When someone dies, South Asian Muslims hold a Qur’ān khāni for the sake of the deceased. (There are a number of occasions when South Asian Muslims hold a Qur’ān khāni.)

In a Qur’ān khāni, the 30 volumes of the Qur’an (in Urdu: singular pārah and plural pāré; in Arabic: singular juz and plural ajzā) are set out. Guests come and read at least one volume, which are put in a separate pile. The goal is for all thirty to be read. If there are any remaining when the guests leave, the hosts will have to arrange to have the remaining volumes read (by others or themselves).
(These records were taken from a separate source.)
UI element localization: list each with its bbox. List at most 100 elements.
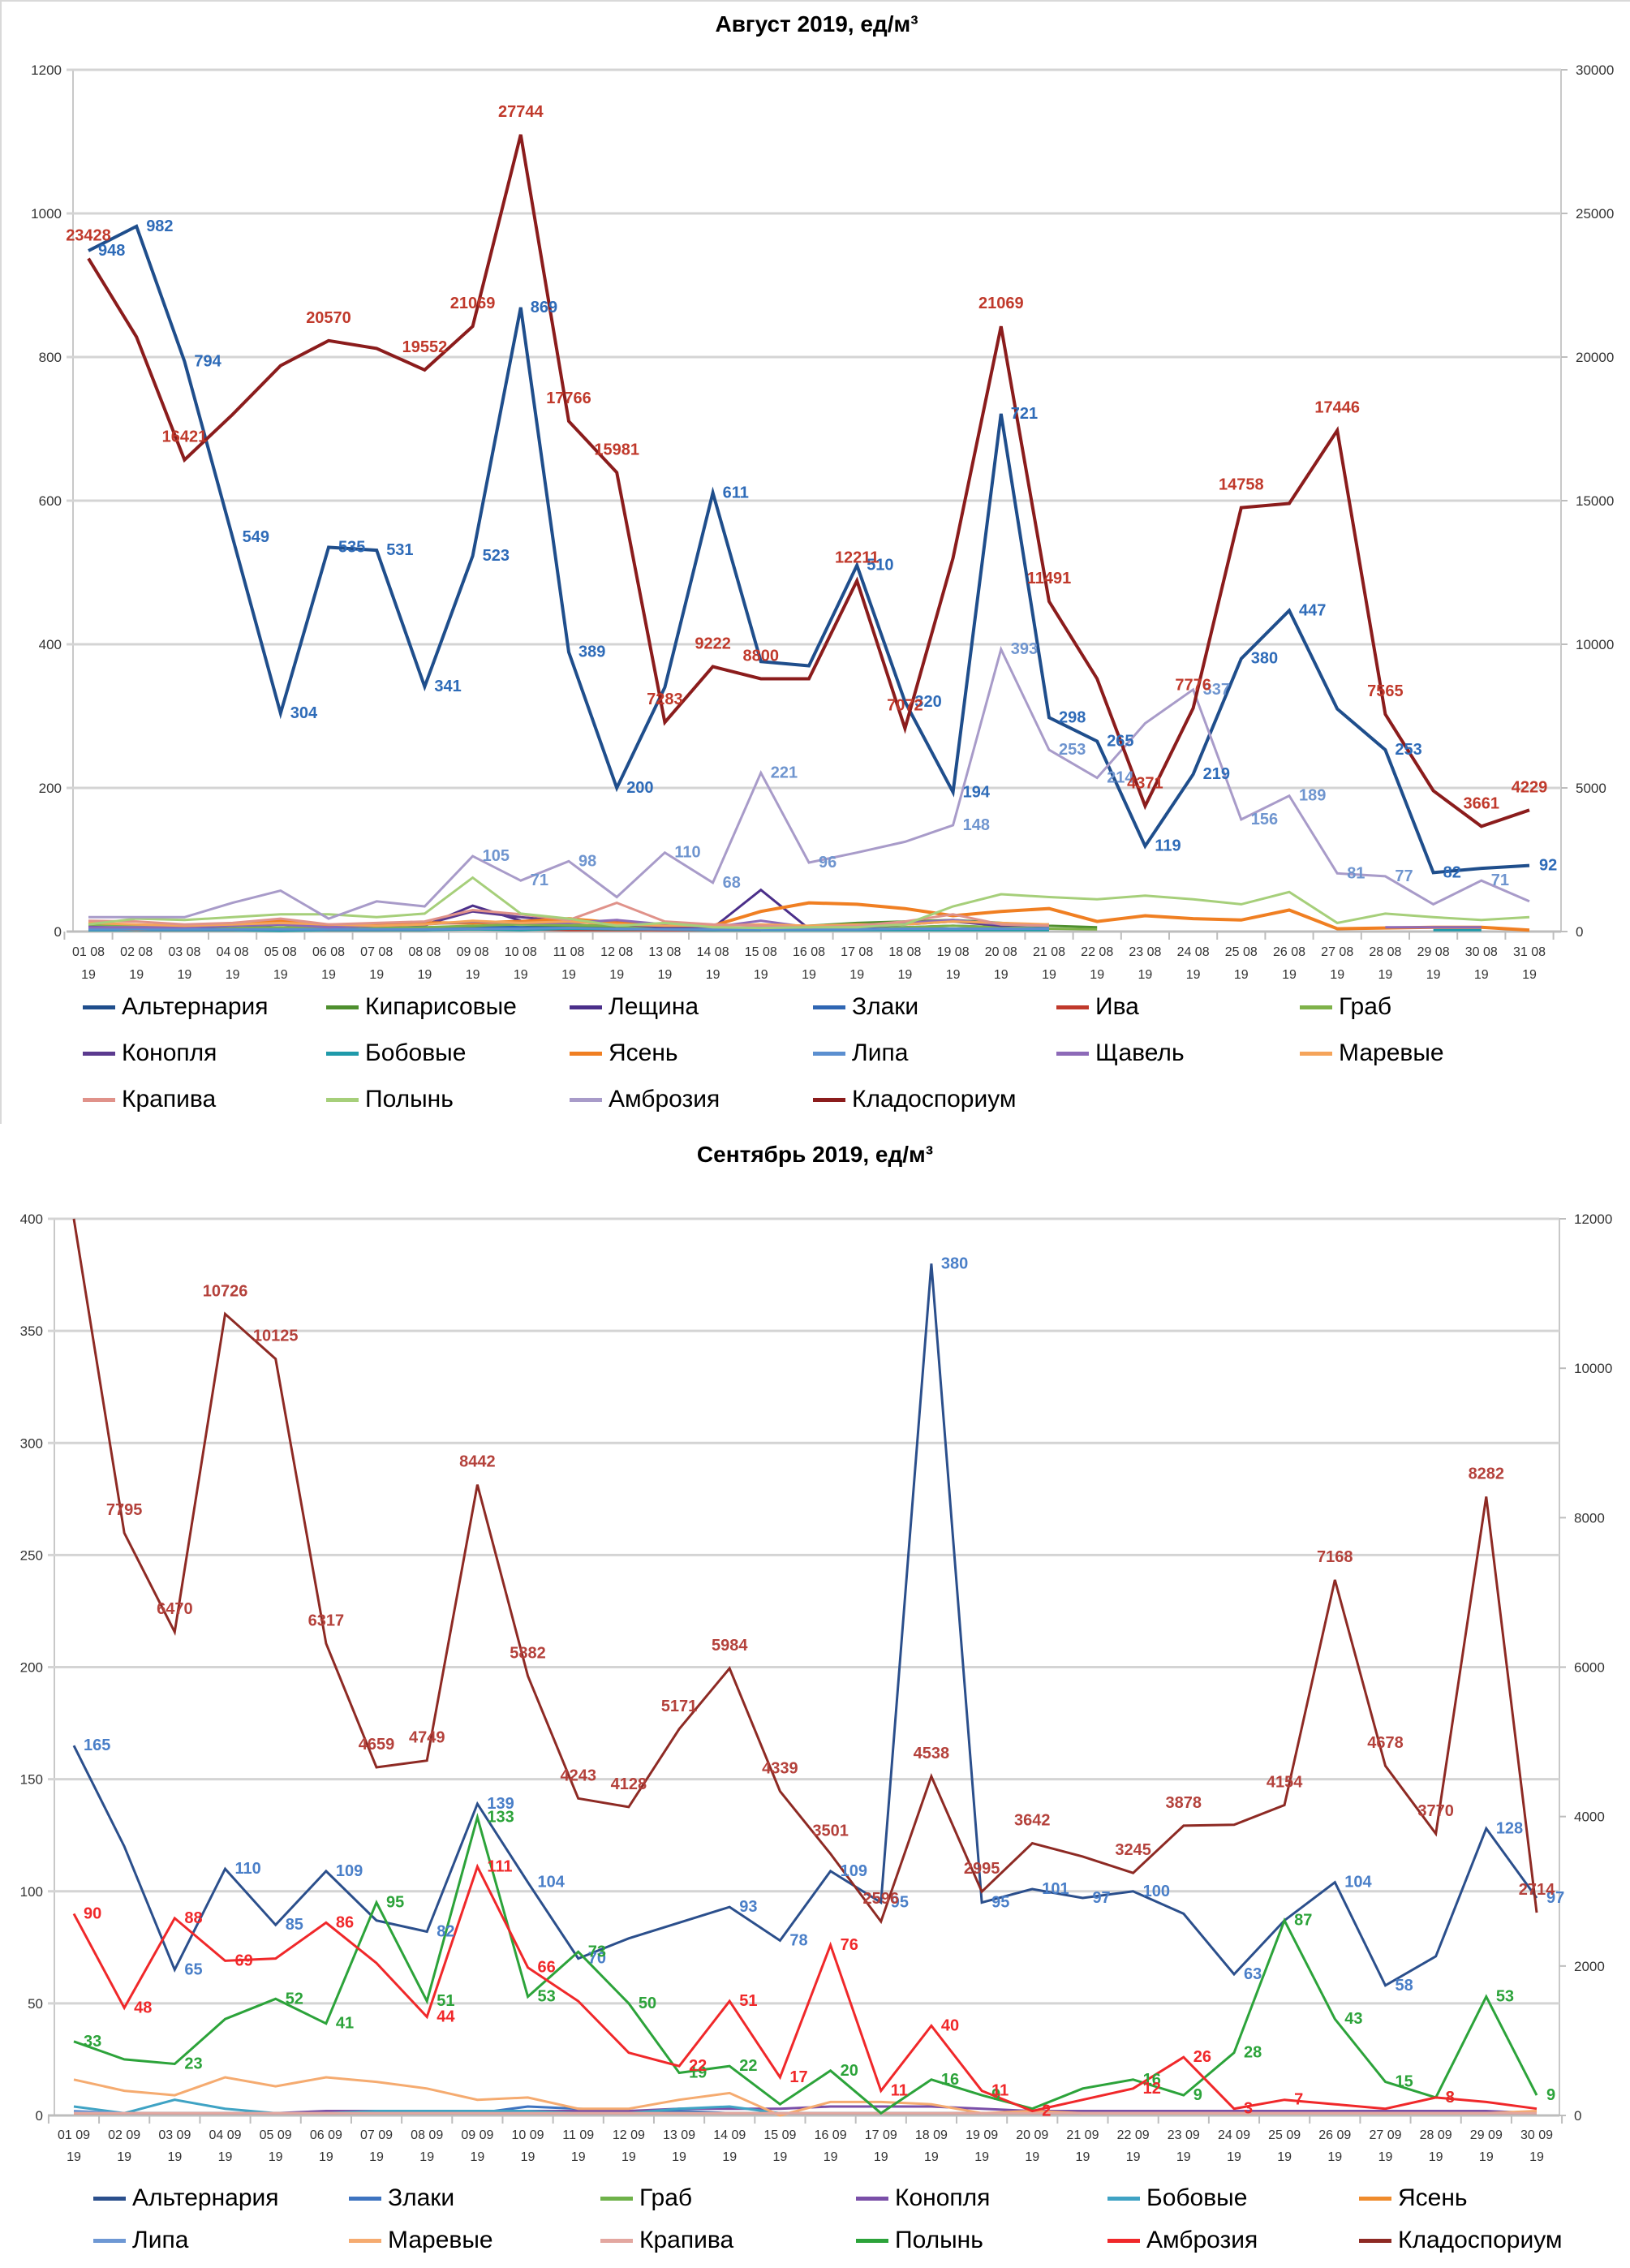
data-label: 200 <box>626 779 653 797</box>
chart-title-september: Сентябрь 2019, ед/м³ <box>696 1142 934 1167</box>
y-tick-label: 100 <box>20 1884 43 1900</box>
data-label: 8 <box>1446 2089 1455 2107</box>
x-tick-label: 19 09 <box>966 2128 998 2142</box>
x-tick-label: 08 08 <box>408 945 441 959</box>
series-line-Амброзия <box>72 1863 1538 2113</box>
x-tick-label: 07 09 <box>360 2128 393 2142</box>
legend-swatch-icon <box>1300 1051 1332 1056</box>
data-label: 4749 <box>409 1729 445 1747</box>
legend-item: Ясень <box>1359 2184 1468 2212</box>
x-tick-label-year: 19 <box>1138 968 1153 982</box>
series-line-Крапива <box>88 901 1050 929</box>
data-label: 97 <box>1546 1889 1564 1907</box>
x-tick-label: 28 08 <box>1369 945 1401 959</box>
data-label: 109 <box>336 1862 363 1880</box>
y2-tick-label: 0 <box>1574 2108 1581 2124</box>
legend-item: Липа <box>93 2227 188 2254</box>
data-label: 14758 <box>1219 476 1264 494</box>
data-label: 95 <box>386 1894 404 1912</box>
data-label: 66 <box>538 1959 556 1977</box>
y-tick-label: 400 <box>39 637 62 652</box>
x-tick-label-year: 19 <box>369 968 384 982</box>
legend-label: Маревые <box>388 2227 493 2253</box>
legend-swatch-icon <box>326 1097 359 1102</box>
x-tick-label: 09 09 <box>461 2128 493 2142</box>
data-label: 48 <box>134 1999 152 2016</box>
legend-item: Крапива <box>83 1086 216 1113</box>
data-label: 11 <box>991 2082 1009 2100</box>
data-label: 16 <box>941 2071 959 2089</box>
x-tick-label: 22 08 <box>1081 945 1113 959</box>
data-label: 19552 <box>402 338 448 356</box>
x-tick-label: 11 09 <box>562 2128 594 2142</box>
series-line-Ясень <box>88 901 1530 932</box>
legend-label: Щавель <box>1095 1039 1185 1066</box>
y-tick-label: 150 <box>20 1772 43 1788</box>
x-tick-label-year: 19 <box>1186 968 1201 982</box>
legend-label: Липа <box>852 1039 909 1066</box>
x-tick-label-year: 19 <box>1234 968 1249 982</box>
data-label: 104 <box>538 1874 566 1891</box>
x-tick-label-year: 19 <box>1327 2150 1342 2164</box>
data-label: 320 <box>914 693 941 711</box>
data-label: 86 <box>336 1913 354 1931</box>
data-label: 26 <box>1193 2048 1211 2066</box>
x-tick-label-year: 19 <box>1529 2150 1544 2164</box>
data-label: 7 <box>1294 2091 1303 2109</box>
x-tick-label: 31 08 <box>1513 945 1546 959</box>
legend-item: Кладоспориум <box>813 1086 1017 1113</box>
x-tick-label: 17 08 <box>841 945 873 959</box>
y2-tick-label: 20000 <box>1576 350 1614 365</box>
data-label: 15 <box>1395 2073 1413 2091</box>
data-label: 51 <box>739 1992 757 2010</box>
x-tick-label-year: 19 <box>571 2150 586 2164</box>
legend-swatch-icon <box>1107 2238 1140 2243</box>
x-tick-label-year: 19 <box>1090 968 1104 982</box>
x-tick-label-year: 19 <box>802 968 816 982</box>
y-tick-label: 250 <box>20 1547 43 1563</box>
x-tick-label-year: 19 <box>129 968 144 982</box>
data-label: 20570 <box>306 309 351 327</box>
data-label: 8282 <box>1469 1465 1505 1483</box>
data-label: 389 <box>578 643 605 661</box>
data-label: 52 <box>286 1990 303 2008</box>
x-tick-label: 04 09 <box>209 2128 241 2142</box>
y-tick-label: 0 <box>54 924 62 940</box>
data-label: 17 <box>789 2068 807 2086</box>
y-tick-label: 600 <box>39 493 62 509</box>
data-label: 133 <box>487 1809 514 1827</box>
x-tick-label-year: 19 <box>319 2150 333 2164</box>
data-label: 82 <box>1443 863 1461 881</box>
x-tick-label-year: 19 <box>1474 968 1489 982</box>
data-label: 119 <box>1155 837 1181 855</box>
x-tick-label-year: 19 <box>514 968 528 982</box>
x-tick-label-year: 19 <box>321 968 336 982</box>
data-label: 10125 <box>253 1328 299 1345</box>
data-label: 6470 <box>157 1600 193 1618</box>
data-label: 447 <box>1299 601 1326 619</box>
data-label: 65 <box>184 1960 202 1978</box>
data-label: 101 <box>1042 1880 1069 1898</box>
data-label: 219 <box>1203 765 1230 783</box>
legend-item: Злаки <box>349 2184 454 2212</box>
legend-item: Ясень <box>570 1039 678 1067</box>
series-line-Альтернария <box>72 1263 1538 1987</box>
data-label: 16 <box>1143 2071 1161 2089</box>
data-label: 21069 <box>978 295 1024 312</box>
legend-label: Ясень <box>609 1039 678 1066</box>
legend-swatch-icon <box>93 2196 126 2201</box>
x-tick-label: 28 09 <box>1420 2128 1452 2142</box>
y2-tick-label: 8000 <box>1574 1510 1605 1526</box>
data-label: 71 <box>1491 871 1509 889</box>
x-tick-label-year: 19 <box>1426 968 1441 982</box>
legend-label: Полынь <box>895 2227 983 2253</box>
x-tick-label: 21 09 <box>1066 2128 1099 2142</box>
y2-tick-label: 30000 <box>1576 62 1614 78</box>
y2-tick-label: 10000 <box>1574 1361 1612 1376</box>
legend-item: Крапива <box>600 2227 733 2254</box>
legend-swatch-icon <box>326 1051 359 1056</box>
data-label: 2995 <box>964 1860 1000 1878</box>
data-label: 98 <box>578 852 596 870</box>
x-tick-label: 15 08 <box>745 945 777 959</box>
chart-title-august: Август 2019, ед/м³ <box>715 11 918 37</box>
Associated with this is the dinner. It is customary for someone to bring food at a mourning Qur’ān khāni: the hosts, who are the chief mourners, should not have to worry about food at such a traumatic time. However, this does not always hold true, and dinner arrangements (whether someone will bring it or whether to be provided by the host) are finalized before the Qur’ān khāni. Some people, unfortunately, come only to such mourning gatherings to socialize and eat.

The choice of destination usually has to do with who and where the closest chief mourner is. Because my uncle died in Pakistan, someone closeby would have to be chosen. As my father is my uncle’s oldest brother around here, he became the chief mourner and so the Qur’ān khāni was held at our house even though a majority of our relatives live close to each other some distance away. And when they came, they offered their condolences first to my father.

It is believed that when the Qur’an is read or recited, merit accrues. This merit is like good points on one’s scorecard of deeds. In Urdu, this sort of merit is known as “sawāb”. The purpose of a mourning Qur’ān khāni is to transfer to the newly deceased the sawāb of a complete recitation of the Qur’an.

Dessert is not usually served at such an occasion. No one brings flowers either. Some will come dressed normally, others will be in black-ish clothes. Those very close to the deceased — spouse, children, and so on — wear simple, white clothes. Jewelry is usually not worn and make up is minimal if put on at all.

On a related note, those involved in the burial of the deceased (after prepared for burial) wear all white. In South Asia, white is the color of mourning. Nevertheless, black is considered inauspicious. (If someone dresses in all black to a joyous occasion, he/she is looked at with some trepidation: some may think he/she is trying to jinx the occasion.)